[npcomp] Torch Dialect round-tripping

@stellaraccident: Continuing our discussion from Discord wrt to next steps for round tripping from Torch → ATen Dialect after the ODM today…

Here’s the original message:
Thanks for the great presentation! Based on the presentation slides, it seems like we may be able to help out on the torch round-trip project. One approach may be to just hook up enough aten runtime ops to round-trip something like Resnet18 (which is just conv2d, maxpool, add, and avgpool). I think there’s already a starting point for round-tripping through aten checked in as well:

https://github.com/llvm/mlir-npcomp/blob/master/frontends/pytorch/lib/aten_ops.cpp

Resnet18 might serve as a good “dummy” model for us to flush out what quantization support might look like as well (since a pre-trained quantized model can be downloaded using torchvision ) as an extension of basic f32 round-trip support when we get to that point.
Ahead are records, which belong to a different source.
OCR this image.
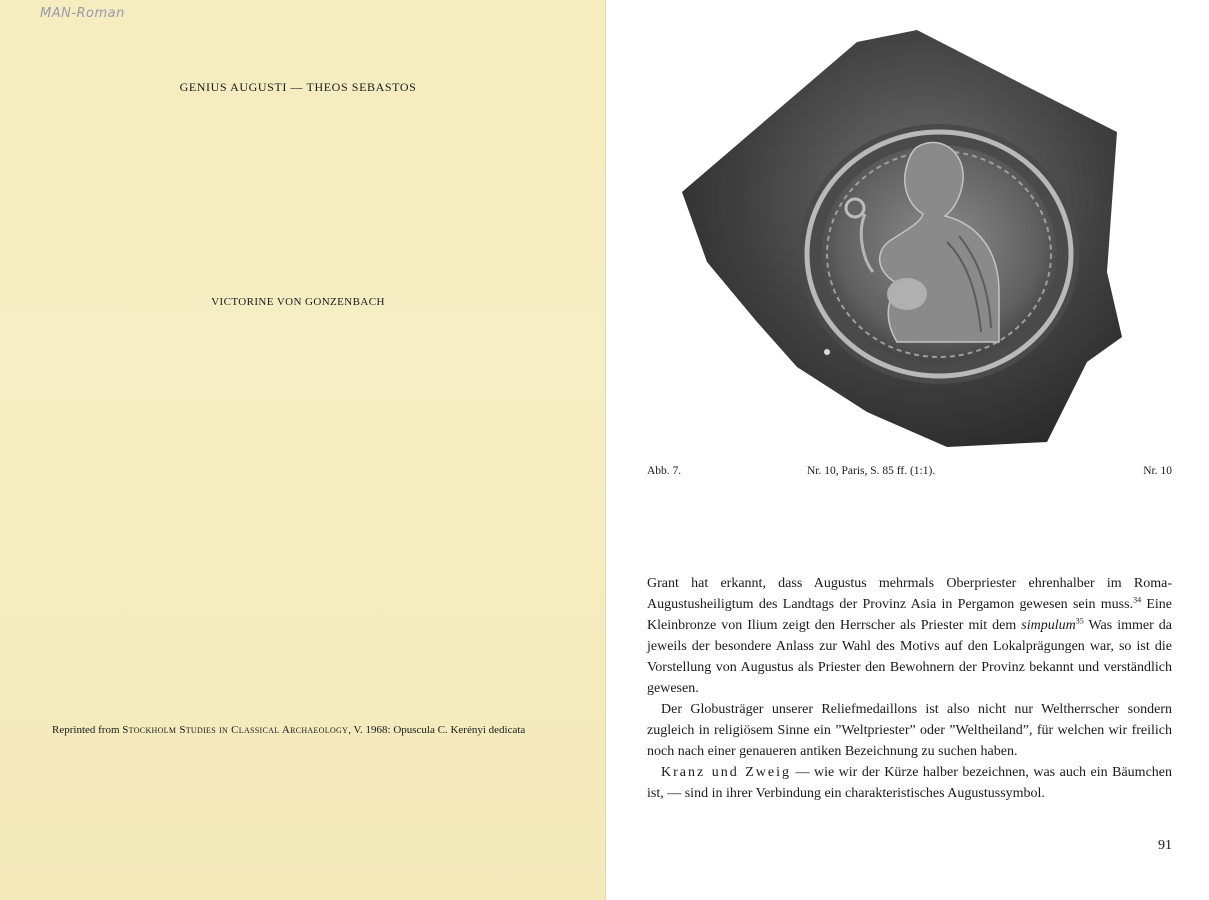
MAN-Roman
GENIUS AUGUSTI — THEOS SEBASTOS
VICTORINE VON GONZENBACH
Reprinted from Stockholm Studies in Classical Archaeology, V. 1968: Opuscula C. Kerényi dedicata
Abb. 7.	Nr. 10, Paris, S. 85 ff. (1:1).	Nr. 10

Grant hat erkannt, dass Augustus mehrmals Oberpriester ehrenhalber im Roma-Augustusheiligtum des Landtags der Provinz Asia in Pergamon gewesen sein muss.$^{34}$ Eine Kleinbronze von Ilium zeigt den Herrscher als Priester mit dem simpulum$^{35}$ Was immer da jeweils der besondere Anlass zur Wahl des Motivs auf den Lokalprägungen war, so ist die Vorstellung von Augustus als Priester den Bewohnern der Provinz bekannt und verständlich gewesen.

Der Globusträger unserer Reliefmedaillons ist also nicht nur Weltherrscher sondern zugleich in religiösem Sinne ein ”Weltpriester” oder ”Weltheiland”, für welchen wir freilich noch nach einer genaueren antiken Bezeichnung zu suchen haben.

Kranz und Zweig — wie wir der Kürze halber bezeichnen, was auch ein Bäumchen ist, — sind in ihrer Verbindung ein charakteristisches Augustussymbol.

91
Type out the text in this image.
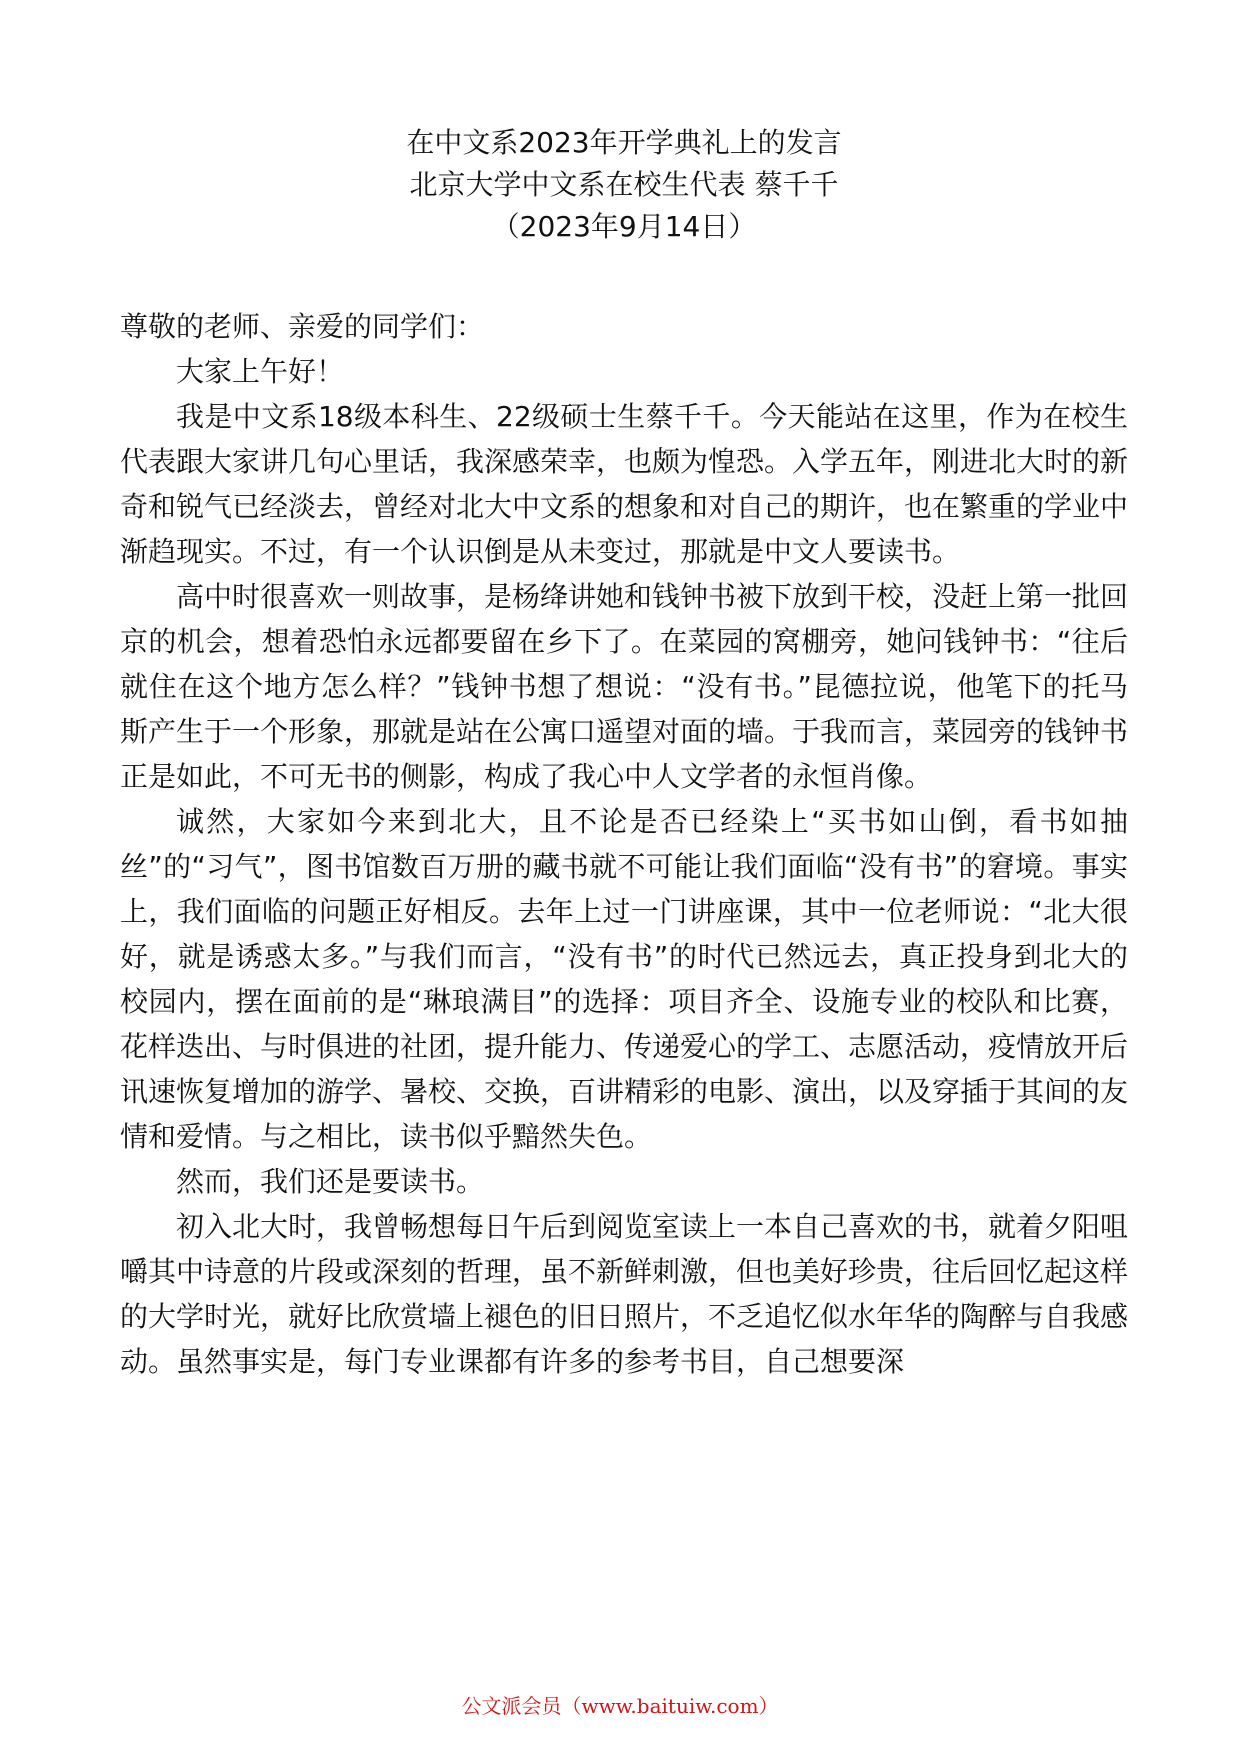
在中文系2023年开学典礼上的发言
北京大学中文系在校生代表 蔡千千
（2023年9月14日）

尊敬的老师、亲爱的同学们：

大家上午好！

我是中文系18级本科生、22级硕士生蔡千千。今天能站在这里，作为在校生代表跟大家讲几句心里话，我深感荣幸，也颇为惶恐。入学五年，刚进北大时的新奇和锐气已经淡去，曾经对北大中文系的想象和对自己的期许，也在繁重的学业中渐趋现实。不过，有一个认识倒是从未变过，那就是中文人要读书。

高中时很喜欢一则故事，是杨绛讲她和钱钟书被下放到干校，没赶上第一批回京的机会，想着恐怕永远都要留在乡下了。在菜园的窝棚旁，她问钱钟书：“往后就住在这个地方怎么样？”钱钟书想了想说：“没有书。”昆德拉说，他笔下的托马斯产生于一个形象，那就是站在公寓口遥望对面的墙。于我而言，菜园旁的钱钟书正是如此，不可无书的侧影，构成了我心中人文学者的永恒肖像。

诚然，大家如今来到北大，且不论是否已经染上“买书如山倒，看书如抽丝”的“习气”，图书馆数百万册的藏书就不可能让我们面临“没有书”的窘境。事实上，我们面临的问题正好相反。去年上过一门讲座课，其中一位老师说：“北大很好，就是诱惑太多。”与我们而言，“没有书”的时代已然远去，真正投身到北大的校园内，摆在面前的是“琳琅满目”的选择：项目齐全、设施专业的校队和比赛，花样迭出、与时俱进的社团，提升能力、传递爱心的学工、志愿活动，疫情放开后讯速恢复增加的游学、暑校、交换，百讲精彩的电影、演出，以及穿插于其间的友情和爱情。与之相比，读书似乎黯然失色。

然而，我们还是要读书。

初入北大时，我曾畅想每日午后到阅览室读上一本自己喜欢的书，就着夕阳咀嚼其中诗意的片段或深刻的哲理，虽不新鲜刺激，但也美好珍贵，往后回忆起这样的大学时光，就好比欣赏墙上褪色的旧日照片，不乏追忆似水年华的陶醉与自我感动。虽然事实是，每门专业课都有许多的参考书目，自己想要深

公文派会员（www.baituiw.com）
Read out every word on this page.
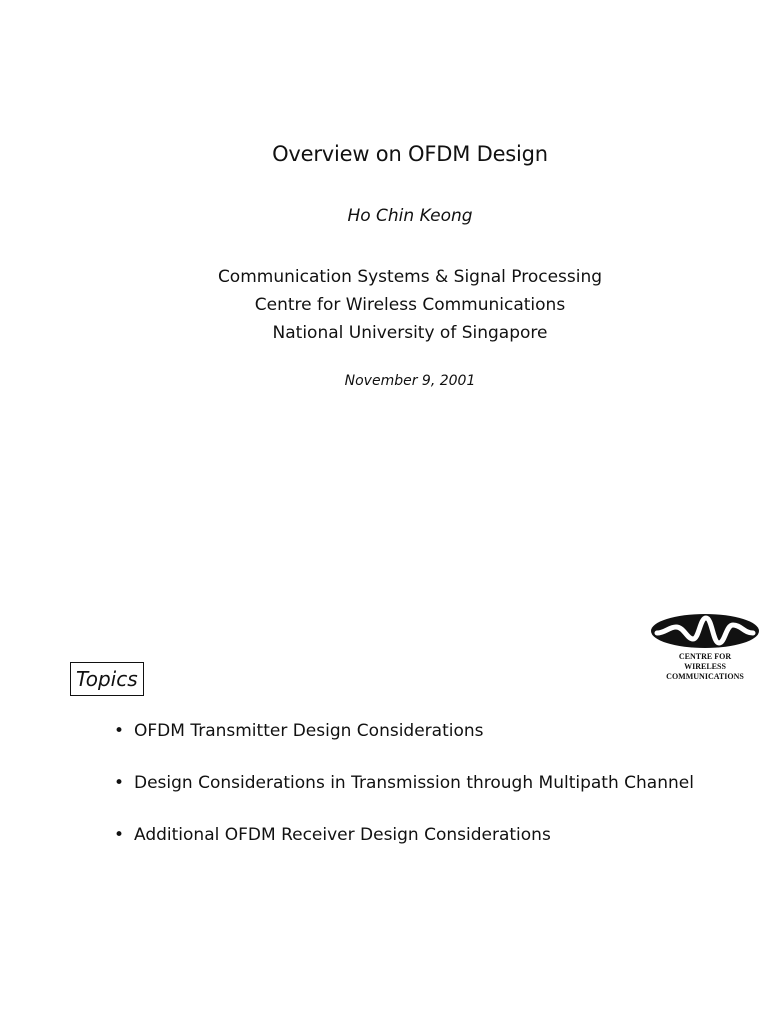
Overview on OFDM Design
Ho Chin Keong
Communication Systems & Signal Processing
Centre for Wireless Communications
National University of Singapore
November 9, 2001
CENTRE FOR
WIRELESS
COMMUNICATIONS
Topics
• OFDM Transmitter Design Considerations
• Design Considerations in Transmission through Multipath Channel
• Additional OFDM Receiver Design Considerations
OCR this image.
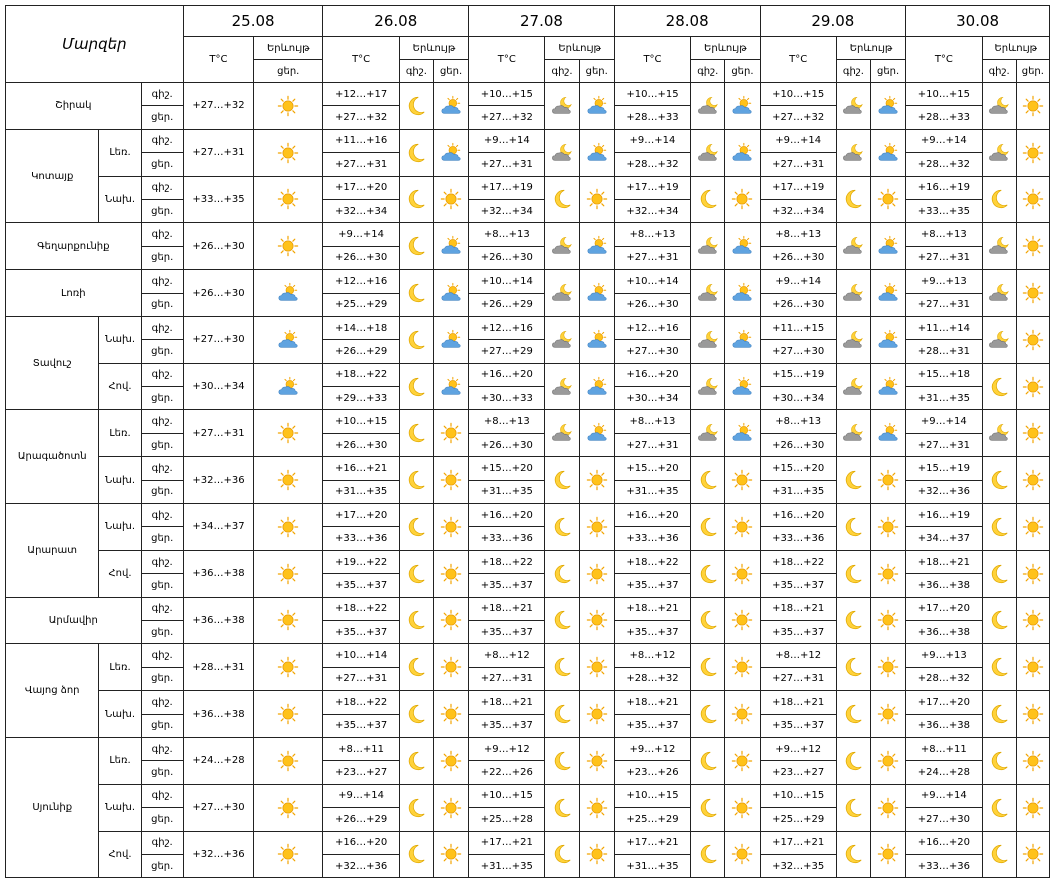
Մարզեր			25.08		26.08			27.08			28.08			29.08			30.08		
			T°C	Երևույթ	T°C	Երևույթ		T°C	Երևույթ		T°C	Երևույթ		T°C	Երևույթ		T°C	Երևույթ	
				ցեր.		գիշ.	ցեր.		գիշ.	ցեր.		գիշ.	ցեր.		գիշ.	ցեր.		գիշ.	ցեր.
Շիրակ		գիշ.	+27…+32		+12…+17			+10…+15			+10…+15			+10…+15			+10…+15	

		ցեր.			+27…+32			+27…+32			+28…+33			+27…+32			+28…+33		
Կոտայք	Լեռ.	գիշ.	+27…+31		+11…+16			+9…+14			+9…+14			+9…+14			+9…+14	

		ցեր.			+27…+31			+27…+31			+28…+32			+27…+31			+28…+32		
	Նախ.	գիշ.	+33…+35		+17…+20			+17…+19			+17…+19			+17…+19			+16…+19	

		ցեր.			+32…+34			+32…+34			+32…+34			+32…+34			+33…+35		
Գեղարքունիք		գիշ.	+26…+30		+9…+14			+8…+13			+8…+13			+8…+13			+8…+13	

		ցեր.			+26…+30			+26…+30			+27…+31			+26…+30			+27…+31		
Լոռի		գիշ.	+26…+30		+12…+16			+10…+14			+10…+14			+9…+14			+9…+13	

		ցեր.			+25…+29			+26…+29			+26…+30			+26…+30			+27…+31		
Տավուշ	Նախ.	գիշ.	+27…+30		+14…+18			+12…+16			+12…+16			+11…+15			+11…+14	

		ցեր.			+26…+29			+27…+29			+27…+30			+27…+30			+28…+31		
	Հով.	գիշ.	+30…+34		+18…+22			+16…+20			+16…+20			+15…+19			+15…+18	

		ցեր.			+29…+33			+30…+33			+30…+34			+30…+34			+31…+35		
Արագածոտն	Լեռ.	գիշ.	+27…+31		+10…+15			+8…+13			+8…+13			+8…+13			+9…+14	

		ցեր.			+26…+30			+26…+30			+27…+31			+26…+30			+27…+31		
	Նախ.	գիշ.	+32…+36		+16…+21			+15…+20			+15…+20			+15…+20			+15…+19	

		ցեր.			+31…+35			+31…+35			+31…+35			+31…+35			+32…+36		
Արարատ	Նախ.	գիշ.	+34…+37		+17…+20			+16…+20			+16…+20			+16…+20			+16…+19	

		ցեր.			+33…+36			+33…+36			+33…+36			+33…+36			+34…+37		
	Հով.	գիշ.	+36…+38		+19…+22			+18…+22			+18…+22			+18…+22			+18…+21	

		ցեր.			+35…+37			+35…+37			+35…+37			+35…+37			+36…+38		
Արմավիր		գիշ.	+36…+38		+18…+22			+18…+21			+18…+21			+18…+21			+17…+20	

		ցեր.			+35…+37			+35…+37			+35…+37			+35…+37			+36…+38		
Վայոց ձոր	Լեռ.	գիշ.	+28…+31		+10…+14			+8…+12			+8…+12			+8…+12			+9…+13	

		ցեր.			+27…+31			+27…+31			+28…+32			+27…+31			+28…+32		
	Նախ.	գիշ.	+36…+38		+18…+22			+18…+21			+18…+21			+18…+21			+17…+20	

		ցեր.			+35…+37			+35…+37			+35…+37			+35…+37			+36…+38		
Սյունիք	Լեռ.	գիշ.	+24…+28		+8…+11			+9…+12			+9…+12			+9…+12			+8…+11	

		ցեր.			+23…+27			+22…+26			+23…+26			+23…+27			+24…+28		
	Նախ.	գիշ.	+27…+30		+9…+14			+10…+15			+10…+15			+10…+15			+9…+14	

		ցեր.			+26…+29			+25…+28			+25…+29			+25…+29			+27…+30		
	Հով.	գիշ.	+32…+36		+16…+20			+17…+21			+17…+21			+17…+21			+16…+20	

		ցեր.			+32…+36			+31…+35			+31…+35			+32…+35			+33…+36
Where do we think would be a good place for us to begin PoC’ing a round trip network? Another question would be whether to approach from the “device capture” side or through TorchScript for the initial flush out…

1 Like

Can you please edit the message and copy the entire original post instead of linking? Not everyone has access to Discord and for archiving purpose it seems preferable to me to have all the needed context here.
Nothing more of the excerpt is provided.